F&WW’s concerns about the process for certifying foreign catfish facilities are not shared by the federal agency, especially when it comes to the two facilities called out by the activists.

“The two newly added establishments have previously exported to the U.S. (verified by FDA), are not ‘new,’ and our approach to them is also not new,” FSIS told POLITICO. The agency said the Federal Register previously reported countries could add to their list of establishments wanting to continue exporting to the U.S. during the transitional period.

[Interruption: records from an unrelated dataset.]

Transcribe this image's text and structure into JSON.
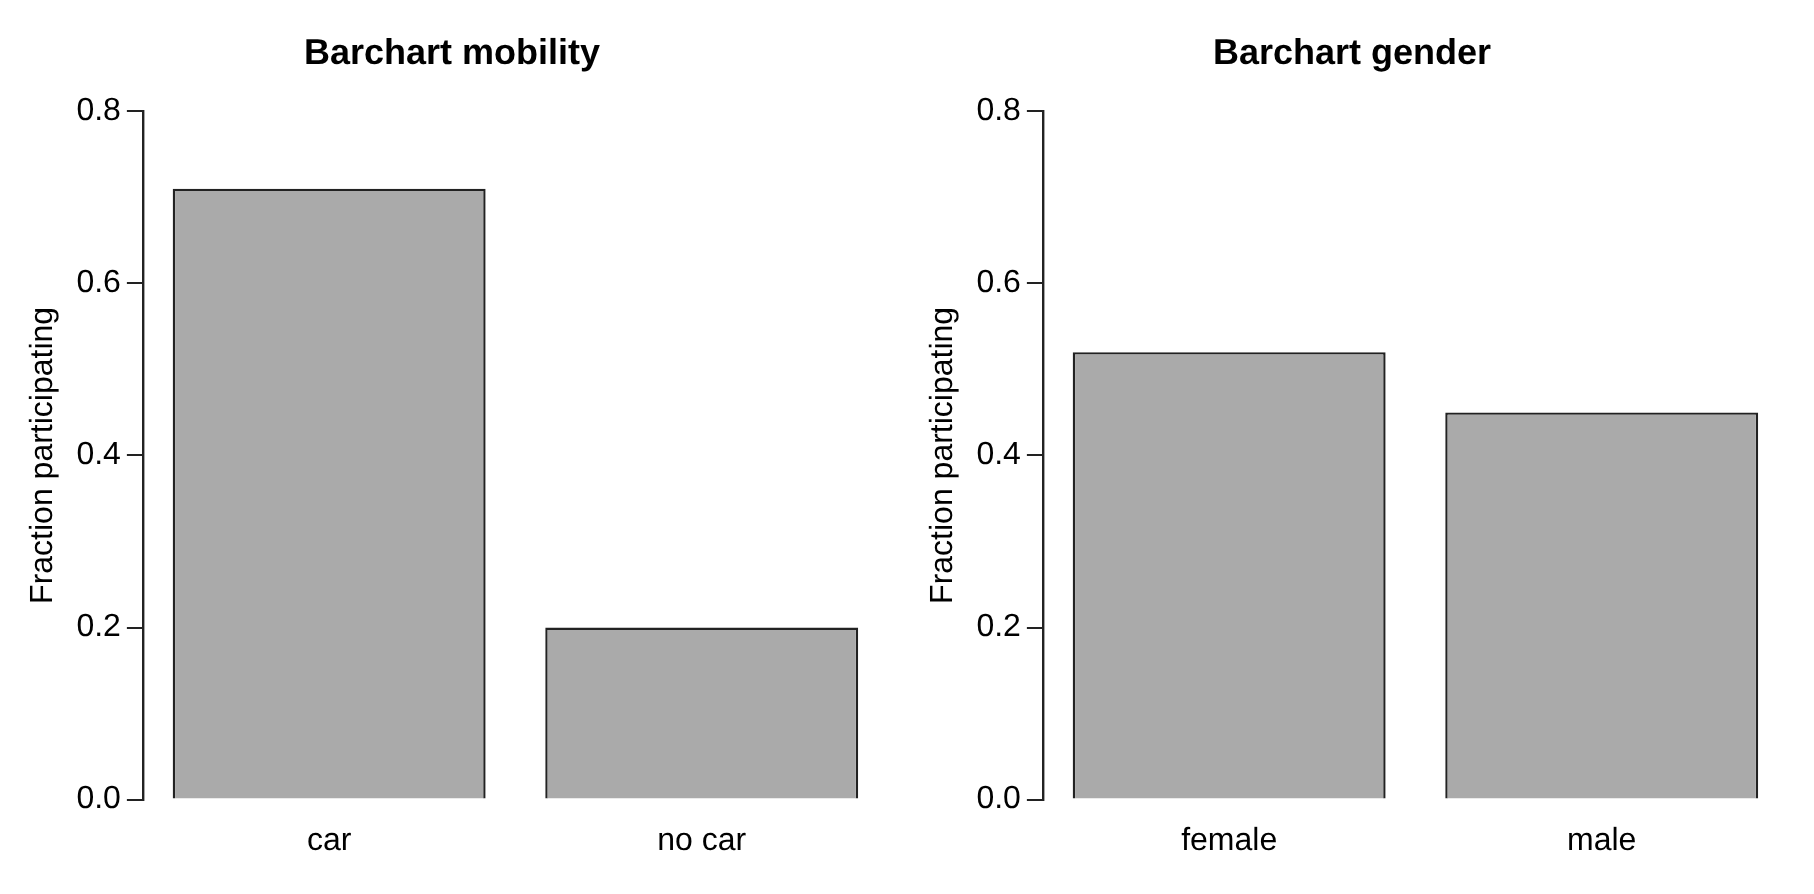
{
  "chart_data": [
    {
      "type": "bar",
      "title": "Barchart mobility",
      "ylabel": "Fraction participating",
      "categories": [
        "car",
        "no car"
      ],
      "values": [
        0.71,
        0.2
      ],
      "color": "#aaaaaa",
      "ylim": [
        0,
        0.8
      ],
      "yticks": [
        {
          "value": 0,
          "label": "0.0"
        },
        0.2,
        0.4,
        0.6,
        0.8
      ],
      "grid": false,
      "legend": false
    },
    {
      "type": "bar",
      "title": "Barchart gender",
      "ylabel": "Fraction participating",
      "categories": [
        "female",
        "male"
      ],
      "values": [
        0.52,
        0.45
      ],
      "color": "#aaaaaa",
      "ylim": [
        0,
        0.8
      ],
      "yticks": [
        {
          "value": 0,
          "label": "0.0"
        },
        0.2,
        0.4,
        0.6,
        0.8
      ],
      "grid": false,
      "legend": false
    }
  ]
}
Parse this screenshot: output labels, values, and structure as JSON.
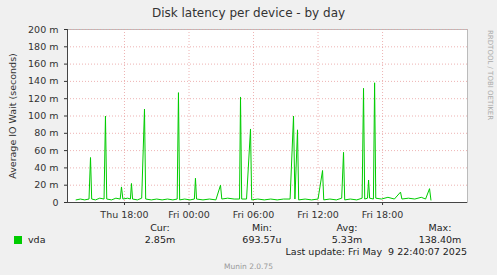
{
  "chart_data": {
    "type": "line",
    "title": "Disk latency per device - by day",
    "y_label": "Average IO Wait (seconds)",
    "side_text": "RRDTOOL / TOBI OETIKER",
    "last_update": "Last update: Fri May  9 22:40:07 2025",
    "footer": "Munin 2.0.75",
    "grid": true,
    "x": [
      13.5,
      13.9,
      14.3,
      14.7,
      14.84,
      14.95,
      15.3,
      15.7,
      16.1,
      16.23,
      16.35,
      16.8,
      17.2,
      17.6,
      17.72,
      17.85,
      18.3,
      18.55,
      18.65,
      18.75,
      19.2,
      19.6,
      19.86,
      19.97,
      20.5,
      21.0,
      21.5,
      22.0,
      22.5,
      22.9,
      23.02,
      23.13,
      23.6,
      24.1,
      24.5,
      24.6,
      24.7,
      25.3,
      25.9,
      26.5,
      26.93,
      27.05,
      27.6,
      28.2,
      28.7,
      28.79,
      28.9,
      29.35,
      29.72,
      29.83,
      30.4,
      31.0,
      31.6,
      32.2,
      32.8,
      33.4,
      33.72,
      33.85,
      34.09,
      34.2,
      34.8,
      35.4,
      36.0,
      36.42,
      36.53,
      37.1,
      37.7,
      38.2,
      38.37,
      38.48,
      39.0,
      39.6,
      40.1,
      40.23,
      40.34,
      40.6,
      40.7,
      40.8,
      41.15,
      41.26,
      41.37,
      41.9,
      42.5,
      43.1,
      43.67,
      43.8,
      44.4,
      45.0,
      45.6,
      46.0,
      46.37,
      46.5
    ],
    "series": [
      {
        "name": "vda",
        "color": "#00cc00",
        "values": [
          0.003,
          0.004,
          0.003,
          0.004,
          0.052,
          0.004,
          0.003,
          0.005,
          0.004,
          0.1,
          0.004,
          0.003,
          0.005,
          0.004,
          0.018,
          0.004,
          0.005,
          0.004,
          0.022,
          0.004,
          0.003,
          0.005,
          0.108,
          0.004,
          0.003,
          0.004,
          0.003,
          0.004,
          0.003,
          0.004,
          0.127,
          0.003,
          0.004,
          0.003,
          0.004,
          0.028,
          0.004,
          0.003,
          0.004,
          0.003,
          0.02,
          0.004,
          0.005,
          0.004,
          0.004,
          0.122,
          0.004,
          0.004,
          0.085,
          0.003,
          0.004,
          0.003,
          0.004,
          0.003,
          0.004,
          0.004,
          0.1,
          0.004,
          0.084,
          0.003,
          0.004,
          0.003,
          0.004,
          0.037,
          0.003,
          0.004,
          0.003,
          0.005,
          0.058,
          0.003,
          0.004,
          0.003,
          0.005,
          0.132,
          0.004,
          0.005,
          0.026,
          0.005,
          0.004,
          0.1384,
          0.005,
          0.004,
          0.006,
          0.004,
          0.012,
          0.004,
          0.005,
          0.004,
          0.006,
          0.004,
          0.016,
          0.00285
        ]
      }
    ],
    "xlim": [
      12.7,
      49.9
    ],
    "xticks": [
      {
        "value": 18,
        "label": "Thu 18:00"
      },
      {
        "value": 24,
        "label": "Fri 00:00"
      },
      {
        "value": 30,
        "label": "Fri 06:00"
      },
      {
        "value": 36,
        "label": "Fri 12:00"
      },
      {
        "value": 42,
        "label": "Fri 18:00"
      }
    ],
    "ylim": [
      0,
      0.2
    ],
    "yticks": [
      0,
      {
        "value": 0.02,
        "label": "20 m"
      },
      {
        "value": 0.04,
        "label": "40 m"
      },
      {
        "value": 0.06,
        "label": "60 m"
      },
      {
        "value": 0.08,
        "label": "80 m"
      },
      {
        "value": 0.1,
        "label": "100 m"
      },
      {
        "value": 0.12,
        "label": "120 m"
      },
      {
        "value": 0.14,
        "label": "140 m"
      },
      {
        "value": 0.16,
        "label": "160 m"
      },
      {
        "value": 0.18,
        "label": "180 m"
      },
      {
        "value": 0.2,
        "label": "200 m"
      }
    ],
    "stats": [
      {
        "name": "Cur:",
        "text": "2.85m"
      },
      {
        "name": "Min:",
        "text": "693.57u"
      },
      {
        "name": "Avg:",
        "text": "5.33m"
      },
      {
        "name": "Max:",
        "text": "138.40m"
      }
    ]
  }
}
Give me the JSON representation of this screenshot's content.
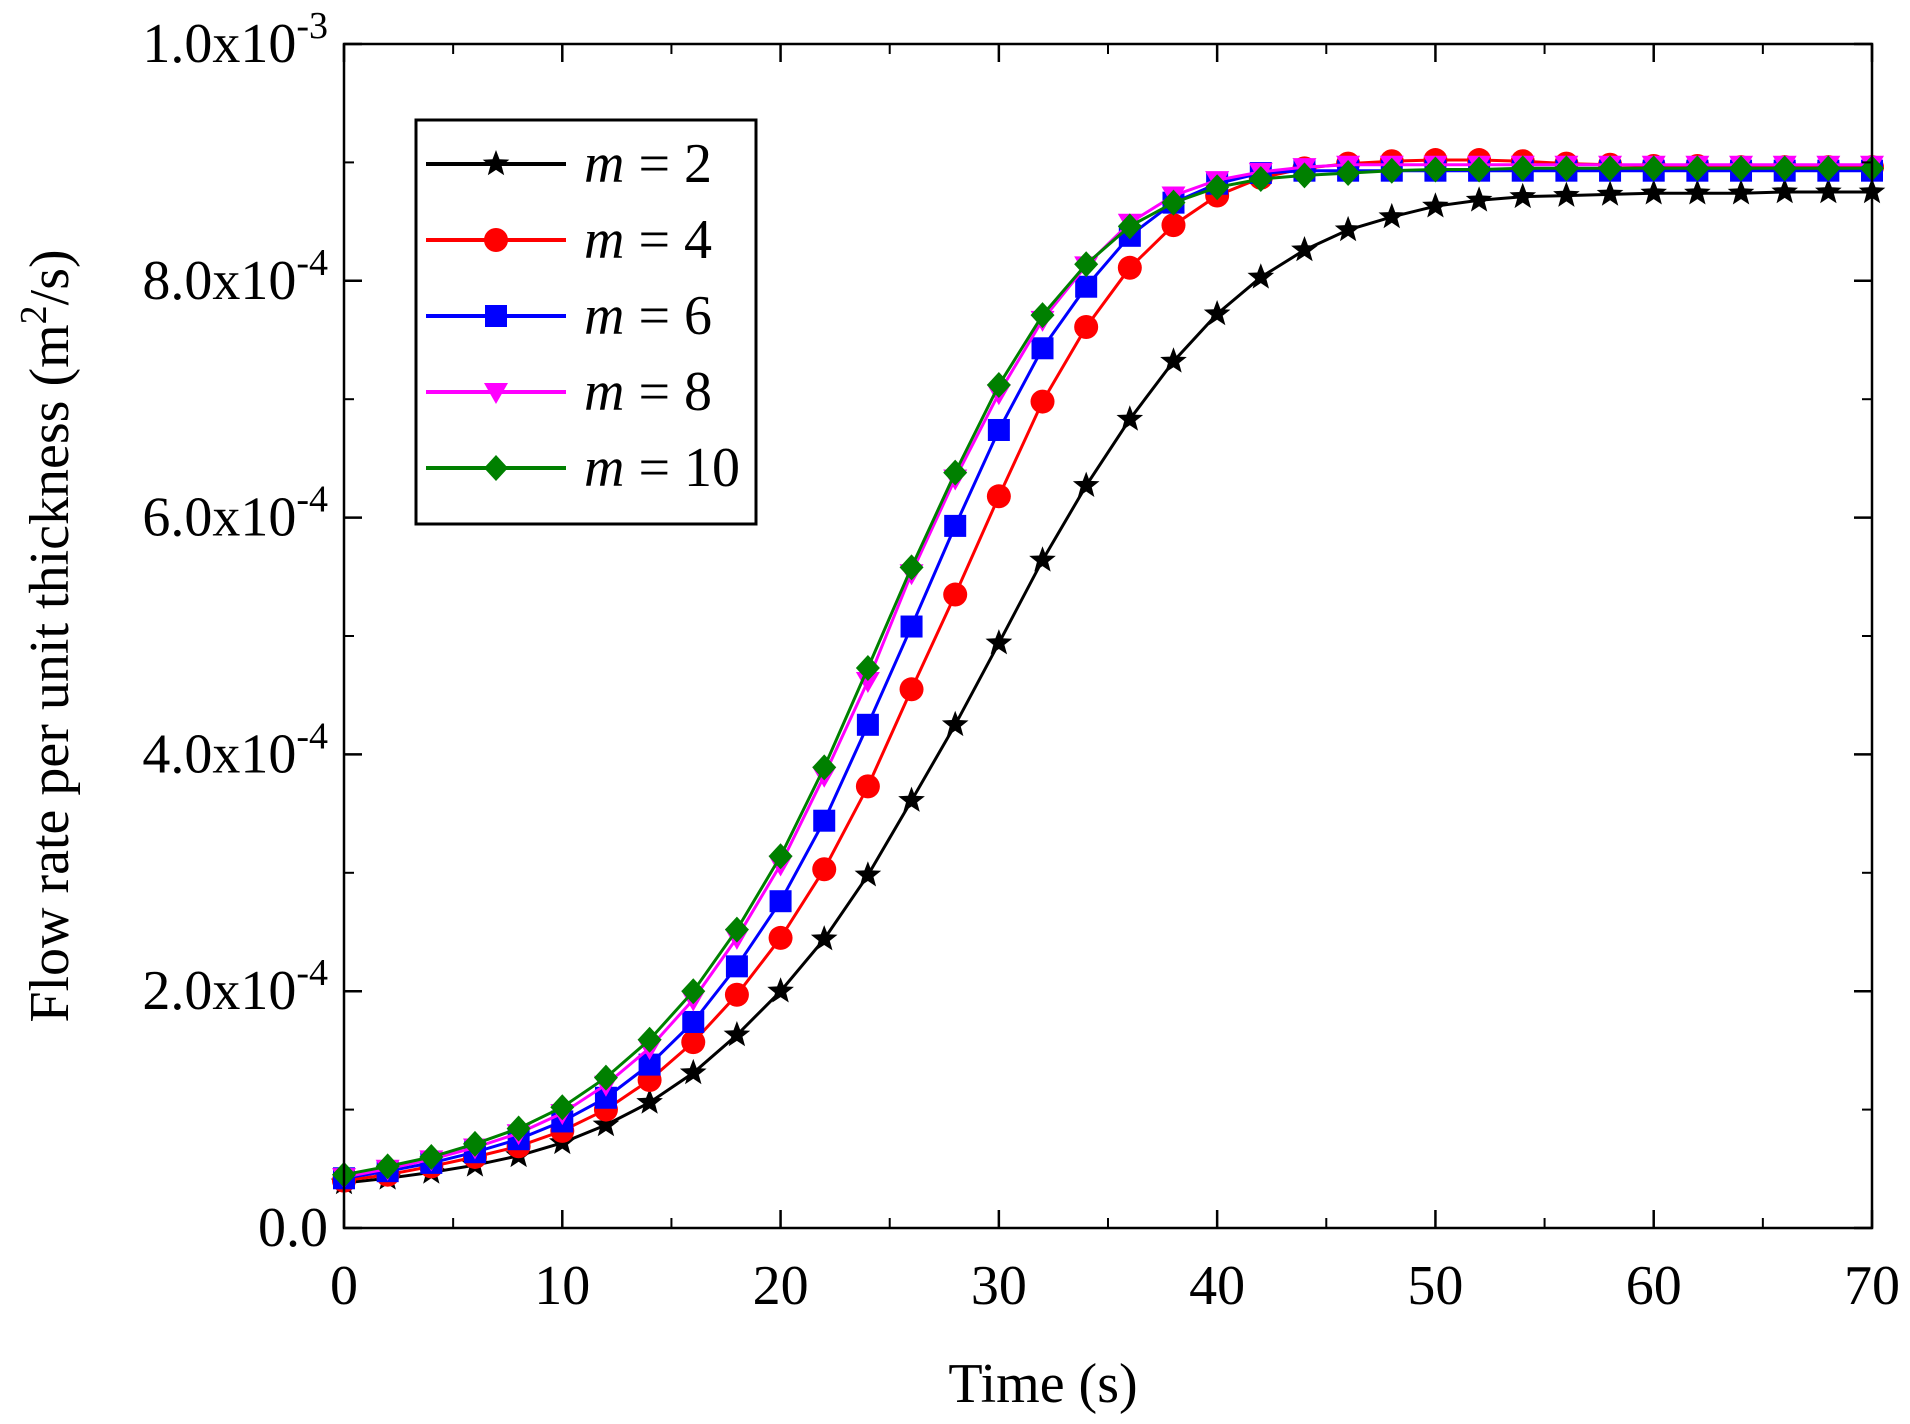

Catfish inspection was officially transferred to USDA, from the U.S. Food and Drug Administration, on March 1. it is now involved in an 18-month transitional period, which is scheduled to end on Sept. 1, 2017, with full enforcement.

Under FDA’s risk based system, only about 1 percent to 2 percent of foreign catfish was subjected to inspection. The USDA catfish inspection program involves inspection of all foreign and domestic species.

Catfish inspection could still be shifted back to FDA if the House of Representatives joins during the lame duck session with the Senate in passing a joint resolution that would return the task to FDA.

F&WW is based in Washington D.C. Its IRS report on 2014 reported revenues approaching $15 million.